World class is definitely top tier performance. If you are average, 50% of the companies are better than you are. If you are in the top 10%, you have something to shout about. Strive for world-class performance. It puts you way ahead of the competition.

© 2013 – Rick Pay – All Rights Reserved.

Empowering Workers to Enact Change

One of the concerns I’ve always had about Lean is the strong focus on process and the somewhat weak focus on people. World Class Manufacturing predated Lean, and it was comprised of three basic elements, one of which is involving people:

1) Total Quality Management

2) JIT

3) Total Employee Involvement

While the House of Lean has a pillar named Respect for People, in practice most organizations focus on process improvement and workplace organization and overlook worker involvement. Particularly in Six Sigma the worker is often pushed aside while the experts determine the improvements.

 

Peter Drucker

Peter Drucker considered his most important contribution to be the concept of the responsible worker and the self-governing plant community. He formulated much of his thinking on this topic during his project with General Motors in the early 1940s, well before the Toyota Production System came on the scene. One of Drucker’s biggest disappointments was his apparent failure to convince US automakers to use these concepts, while Japanese companies seemed to pick them up and run.

Part of the critical change component – strong leadership – involves empowering people at the point of work. Be sure any improvement opportunities include that consideration.

© 2013 – Rick Pay – All Rights Reserved.

Reinforcing an Action Imperative: Evaluation

In order to create and maintain an action imperative, the desired culture needs to be reinforced, and one way of doing that is through the evaluation process. It begins with the vision…

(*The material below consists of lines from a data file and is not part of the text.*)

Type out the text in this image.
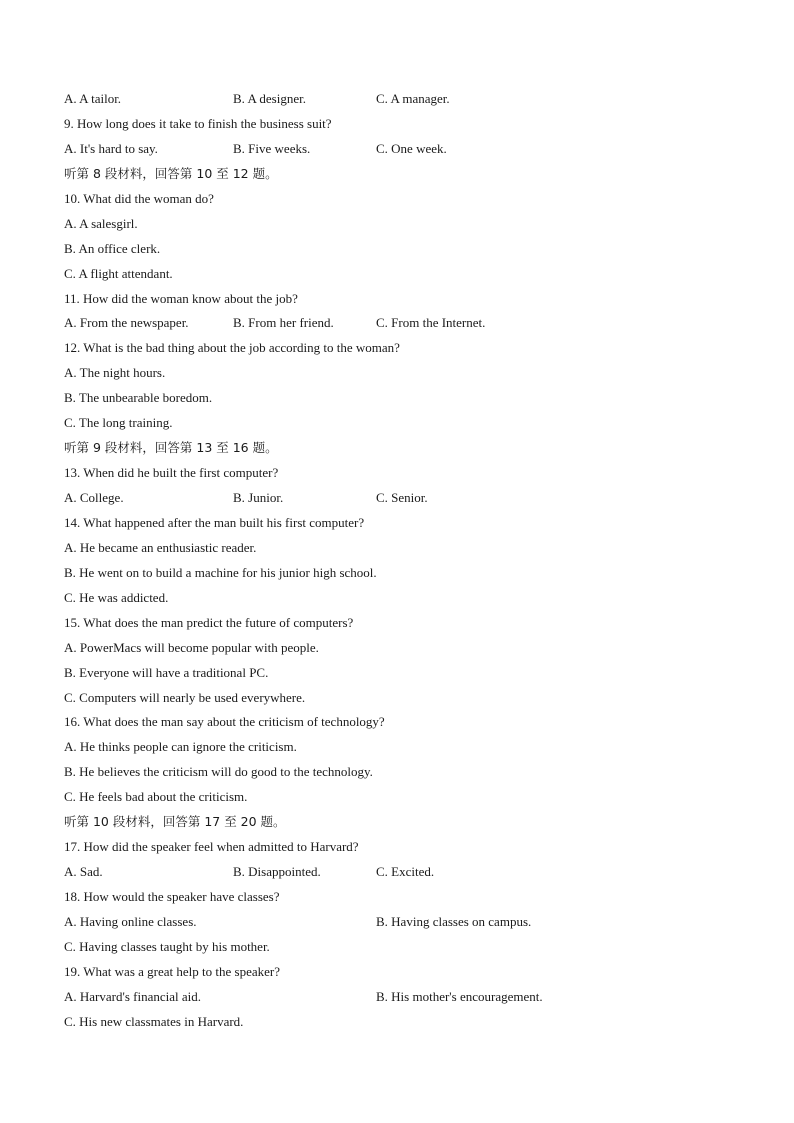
A. A tailor.	B. A designer.	C. A manager.
9. How long does it take to finish the business suit?
A. It's hard to say.	B. Five weeks.	C. One week.
听第 8 段材料，回答第 10 至 12 题。
10. What did the woman do?
A. A salesgirl.
B. An office clerk.
C. A flight attendant.
11. How did the woman know about the job?
A. From the newspaper.	B. From her friend.	C. From the Internet.
12. What is the bad thing about the job according to the woman?
A. The night hours.
B. The unbearable boredom.
C. The long training.
听第 9 段材料，回答第 13 至 16 题。
13. When did he built the first computer?
A. College.	B. Junior.	C. Senior.
14. What happened after the man built his first computer?
A. He became an enthusiastic reader.
B. He went on to build a machine for his junior high school.
C. He was addicted.
15. What does the man predict the future of computers?
A. PowerMacs will become popular with people.
B. Everyone will have a traditional PC.
C. Computers will nearly be used everywhere.
16. What does the man say about the criticism of technology?
A. He thinks people can ignore the criticism.
B. He believes the criticism will do good to the technology.
C. He feels bad about the criticism.
听第 10 段材料，回答第 17 至 20 题。
17. How did the speaker feel when admitted to Harvard?
A. Sad.	B. Disappointed.	C. Excited.
18. How would the speaker have classes?
A. Having online classes.	B. Having classes on campus.
C. Having classes taught by his mother.
19. What was a great help to the speaker?
A. Harvard's financial aid.	B. His mother's encouragement.
C. His new classmates in Harvard.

  1. Review and revise (or create, if one doesn’t already exist) the vision for the company or department
  2. Distill and record the basic values embodied in the vision
  3. For each value define specific behaviors that will make the vision a reality
  4. Include those behaviors in personnel evaluations.

In my prior life at a manufacturing company, we implemented what was then known as World Class Manufacturing. One of the first things we did was to overhaul the entire employee evaluation process to include things like team participation, communication and quality. Essentially we built the things we wanted to improve in to the evaluation process, and we paid people based on the results they achieved in those areas. That got commitment.